The plan to deal with coronavirus is the same as the plan that was used with the H1N1 influenza pandemic of 2009, Kandola explained.
“But the difference is that H1N1 was influenza. A vaccine was developed. Coronavirus is a separate family. There is no vaccine so we need to do supportive care. Right now there are no cases (in the territory) but to limit public spread we’re telling the public to take precautions. You don’t want to wait for coronavirus to come here.”
Respiratory infections such as influenza, whooping cough and the common cold are circulating in the NWT. Since their symptoms can mimic those of coronavirus, Kandola advises the public to take the same health measures they would with those other illnesses, such as avoiding personal contact with people who are sick, washing hands often, avoid touching one’s face or eyes, and disinfect any surfaces one has coughed or sneezed on.
Coronavirus concerns have also centred on the risks associated with mainland Chinese tourists coming to the territory.
Travellers from China represented the largest non-Canadian visitor group since 2017, with almost 19,000 coming through Yellowknife airport in 2017-2018 and 19,446 coming in 2018-2019, according to a tourism research report published by the NWT government last November.
Tourism operator Yellowknife Vacations, which serves a large number of customers from mainland China, is following news and health updates online for precautions on coronavirus.
“(We’re) avoiding handshakes for now and using alcoholic hand sanitizers.

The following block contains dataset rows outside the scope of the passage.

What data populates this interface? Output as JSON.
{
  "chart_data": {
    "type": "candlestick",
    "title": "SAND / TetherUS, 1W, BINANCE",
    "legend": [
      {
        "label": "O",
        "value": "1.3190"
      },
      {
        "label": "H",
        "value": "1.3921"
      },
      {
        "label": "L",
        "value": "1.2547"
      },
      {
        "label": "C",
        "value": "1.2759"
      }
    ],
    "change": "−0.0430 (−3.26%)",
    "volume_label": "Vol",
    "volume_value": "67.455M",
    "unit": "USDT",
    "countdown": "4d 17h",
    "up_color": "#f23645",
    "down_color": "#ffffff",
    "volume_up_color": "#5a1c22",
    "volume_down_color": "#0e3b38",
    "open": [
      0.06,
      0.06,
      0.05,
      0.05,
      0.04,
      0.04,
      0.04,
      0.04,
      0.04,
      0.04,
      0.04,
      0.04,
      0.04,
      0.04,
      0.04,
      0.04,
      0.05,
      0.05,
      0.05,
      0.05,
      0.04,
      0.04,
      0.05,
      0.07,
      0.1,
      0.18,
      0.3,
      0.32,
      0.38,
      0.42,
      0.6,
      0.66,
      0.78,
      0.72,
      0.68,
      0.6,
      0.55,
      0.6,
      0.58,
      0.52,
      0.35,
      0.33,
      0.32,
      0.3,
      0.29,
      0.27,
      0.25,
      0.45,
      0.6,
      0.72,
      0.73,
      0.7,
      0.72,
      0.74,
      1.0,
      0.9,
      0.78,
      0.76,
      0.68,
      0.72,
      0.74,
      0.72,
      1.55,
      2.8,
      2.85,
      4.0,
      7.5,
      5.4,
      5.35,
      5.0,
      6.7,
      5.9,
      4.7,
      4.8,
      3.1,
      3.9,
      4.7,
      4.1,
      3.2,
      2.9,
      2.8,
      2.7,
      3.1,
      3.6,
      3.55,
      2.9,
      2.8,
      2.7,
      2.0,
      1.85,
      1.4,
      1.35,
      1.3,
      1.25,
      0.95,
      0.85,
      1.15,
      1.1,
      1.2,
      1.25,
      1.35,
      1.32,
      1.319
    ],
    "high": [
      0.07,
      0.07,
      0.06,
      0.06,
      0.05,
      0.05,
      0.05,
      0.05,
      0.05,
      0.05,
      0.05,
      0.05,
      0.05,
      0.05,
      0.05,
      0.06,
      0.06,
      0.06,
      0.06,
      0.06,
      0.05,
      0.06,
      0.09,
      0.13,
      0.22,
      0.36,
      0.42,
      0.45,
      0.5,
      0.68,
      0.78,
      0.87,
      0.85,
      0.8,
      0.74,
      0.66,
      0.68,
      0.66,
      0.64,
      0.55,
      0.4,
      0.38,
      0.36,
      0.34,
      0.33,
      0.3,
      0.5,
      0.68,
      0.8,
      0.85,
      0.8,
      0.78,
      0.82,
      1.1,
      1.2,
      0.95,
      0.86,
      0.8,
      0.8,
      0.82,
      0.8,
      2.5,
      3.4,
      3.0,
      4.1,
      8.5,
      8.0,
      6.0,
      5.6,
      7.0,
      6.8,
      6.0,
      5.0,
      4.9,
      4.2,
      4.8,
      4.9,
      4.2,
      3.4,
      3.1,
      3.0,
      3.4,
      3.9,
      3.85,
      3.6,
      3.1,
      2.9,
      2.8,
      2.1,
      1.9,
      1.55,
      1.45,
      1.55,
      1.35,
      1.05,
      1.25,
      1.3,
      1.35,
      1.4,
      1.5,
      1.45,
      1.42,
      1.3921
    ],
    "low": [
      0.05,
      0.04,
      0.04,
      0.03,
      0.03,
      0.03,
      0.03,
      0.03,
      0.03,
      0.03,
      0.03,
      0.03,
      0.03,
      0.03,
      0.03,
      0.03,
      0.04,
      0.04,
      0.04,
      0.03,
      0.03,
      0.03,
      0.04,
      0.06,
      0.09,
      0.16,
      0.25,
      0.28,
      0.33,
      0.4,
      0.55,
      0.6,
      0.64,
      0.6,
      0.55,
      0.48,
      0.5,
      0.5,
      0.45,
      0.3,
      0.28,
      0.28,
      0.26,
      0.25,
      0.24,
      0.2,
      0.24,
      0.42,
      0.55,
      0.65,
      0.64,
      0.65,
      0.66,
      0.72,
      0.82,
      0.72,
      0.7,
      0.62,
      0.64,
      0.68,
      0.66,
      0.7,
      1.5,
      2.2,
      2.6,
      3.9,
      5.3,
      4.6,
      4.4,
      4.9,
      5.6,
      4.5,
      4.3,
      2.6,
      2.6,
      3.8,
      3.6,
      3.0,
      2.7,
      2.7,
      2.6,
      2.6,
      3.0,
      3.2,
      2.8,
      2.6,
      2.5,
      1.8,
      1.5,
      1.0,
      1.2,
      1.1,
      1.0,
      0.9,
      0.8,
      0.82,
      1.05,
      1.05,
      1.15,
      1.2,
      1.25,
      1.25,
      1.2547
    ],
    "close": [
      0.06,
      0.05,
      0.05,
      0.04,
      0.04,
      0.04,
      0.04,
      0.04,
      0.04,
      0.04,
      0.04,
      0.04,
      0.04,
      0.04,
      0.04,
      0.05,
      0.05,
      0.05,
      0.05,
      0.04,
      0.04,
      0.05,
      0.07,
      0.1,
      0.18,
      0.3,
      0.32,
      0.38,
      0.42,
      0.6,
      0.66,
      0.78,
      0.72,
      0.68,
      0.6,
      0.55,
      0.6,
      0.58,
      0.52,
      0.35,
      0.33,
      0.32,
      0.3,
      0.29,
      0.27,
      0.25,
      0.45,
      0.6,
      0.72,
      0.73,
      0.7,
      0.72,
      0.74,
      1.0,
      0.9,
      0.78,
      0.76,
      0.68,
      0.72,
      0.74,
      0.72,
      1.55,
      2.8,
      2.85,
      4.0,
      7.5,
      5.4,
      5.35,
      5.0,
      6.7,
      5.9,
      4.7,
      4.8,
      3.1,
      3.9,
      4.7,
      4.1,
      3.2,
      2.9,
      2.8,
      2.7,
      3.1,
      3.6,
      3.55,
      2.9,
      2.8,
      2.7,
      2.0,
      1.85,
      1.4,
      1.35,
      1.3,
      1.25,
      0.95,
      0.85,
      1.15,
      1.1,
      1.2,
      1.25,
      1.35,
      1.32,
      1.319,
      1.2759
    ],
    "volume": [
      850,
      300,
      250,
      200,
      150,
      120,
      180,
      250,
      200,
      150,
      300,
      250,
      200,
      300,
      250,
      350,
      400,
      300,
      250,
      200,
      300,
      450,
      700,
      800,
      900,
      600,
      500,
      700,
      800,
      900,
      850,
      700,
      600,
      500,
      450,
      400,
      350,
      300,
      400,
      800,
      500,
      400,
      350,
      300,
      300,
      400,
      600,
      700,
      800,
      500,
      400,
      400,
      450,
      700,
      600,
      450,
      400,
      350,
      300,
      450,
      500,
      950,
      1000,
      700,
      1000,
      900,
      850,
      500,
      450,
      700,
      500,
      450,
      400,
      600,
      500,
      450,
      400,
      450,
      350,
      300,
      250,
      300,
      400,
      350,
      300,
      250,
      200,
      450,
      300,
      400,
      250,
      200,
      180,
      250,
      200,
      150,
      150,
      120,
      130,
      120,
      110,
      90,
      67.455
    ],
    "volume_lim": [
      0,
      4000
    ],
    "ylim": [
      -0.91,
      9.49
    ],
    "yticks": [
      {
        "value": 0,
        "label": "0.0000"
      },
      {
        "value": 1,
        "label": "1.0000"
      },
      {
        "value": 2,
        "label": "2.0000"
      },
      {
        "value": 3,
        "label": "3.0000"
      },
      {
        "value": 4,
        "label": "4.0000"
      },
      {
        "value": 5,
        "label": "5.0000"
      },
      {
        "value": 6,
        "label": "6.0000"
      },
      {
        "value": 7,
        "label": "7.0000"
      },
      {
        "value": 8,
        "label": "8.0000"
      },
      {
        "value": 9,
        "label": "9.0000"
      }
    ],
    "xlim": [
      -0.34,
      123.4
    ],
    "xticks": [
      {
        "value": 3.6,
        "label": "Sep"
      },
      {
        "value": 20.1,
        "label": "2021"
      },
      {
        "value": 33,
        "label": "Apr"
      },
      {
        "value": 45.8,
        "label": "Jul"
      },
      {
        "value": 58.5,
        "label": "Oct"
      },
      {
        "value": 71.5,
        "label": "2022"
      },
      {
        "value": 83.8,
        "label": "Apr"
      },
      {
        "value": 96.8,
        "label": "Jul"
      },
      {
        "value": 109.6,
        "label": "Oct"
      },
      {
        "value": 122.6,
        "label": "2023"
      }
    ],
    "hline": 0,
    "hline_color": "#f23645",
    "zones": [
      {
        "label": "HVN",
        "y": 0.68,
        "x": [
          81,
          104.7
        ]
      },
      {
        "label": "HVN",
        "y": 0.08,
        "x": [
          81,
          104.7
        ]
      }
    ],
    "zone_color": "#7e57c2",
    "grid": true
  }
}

And we’re constantly keeping an eye on updates but there are no vaccines available yet for it,” said company co-director Amit Tripathi.
The operator focuses on aurora tourism and outdoor activities and Tripathi said about half of his customers are Chinese.

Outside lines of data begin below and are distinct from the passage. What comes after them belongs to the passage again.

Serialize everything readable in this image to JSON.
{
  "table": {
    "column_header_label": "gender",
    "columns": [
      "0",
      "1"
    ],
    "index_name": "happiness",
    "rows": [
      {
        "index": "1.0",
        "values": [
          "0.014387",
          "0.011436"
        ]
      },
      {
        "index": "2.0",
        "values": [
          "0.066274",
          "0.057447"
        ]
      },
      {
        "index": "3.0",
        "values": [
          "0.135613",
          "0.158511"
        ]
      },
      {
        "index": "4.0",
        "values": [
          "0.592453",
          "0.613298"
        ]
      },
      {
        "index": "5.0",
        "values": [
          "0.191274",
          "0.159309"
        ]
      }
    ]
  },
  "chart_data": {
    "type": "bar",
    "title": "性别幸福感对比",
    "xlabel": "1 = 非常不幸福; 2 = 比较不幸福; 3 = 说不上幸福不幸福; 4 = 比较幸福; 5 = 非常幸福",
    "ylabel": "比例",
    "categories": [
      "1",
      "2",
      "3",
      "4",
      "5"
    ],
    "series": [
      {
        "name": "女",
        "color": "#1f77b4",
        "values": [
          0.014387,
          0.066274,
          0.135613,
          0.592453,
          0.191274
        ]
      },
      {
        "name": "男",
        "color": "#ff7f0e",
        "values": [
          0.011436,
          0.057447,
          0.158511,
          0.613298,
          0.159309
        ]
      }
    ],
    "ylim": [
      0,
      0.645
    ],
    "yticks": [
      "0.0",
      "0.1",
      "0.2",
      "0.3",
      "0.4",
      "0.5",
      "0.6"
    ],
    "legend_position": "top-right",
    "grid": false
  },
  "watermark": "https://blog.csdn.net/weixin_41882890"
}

“The majority of our Chinese customers come from the mainland,” he said, adding that none of his recent customers have been from Wuhan.
News/North contacted other tourism companies that host tourists from China and who employ Mandarin-speaking guides but didn’t receive responses by press time.
More than 800 people – mostly in Wuhan – have been infected with coronavirus and at least 41 have died. Chinese authorities have introduced restrictions to curb the spread of the virus, including the suspension of all public transportation in Wuhan.
A small number of cases have been reported in Singapore, Vietnam, Thailand, Nepal, South Korea, Japan, the United States and France.
All cases were associated with people who came from Wuhan or who had travelled there recently.
The World Health Organization has said it too early to declare the outbreak a global health emergency.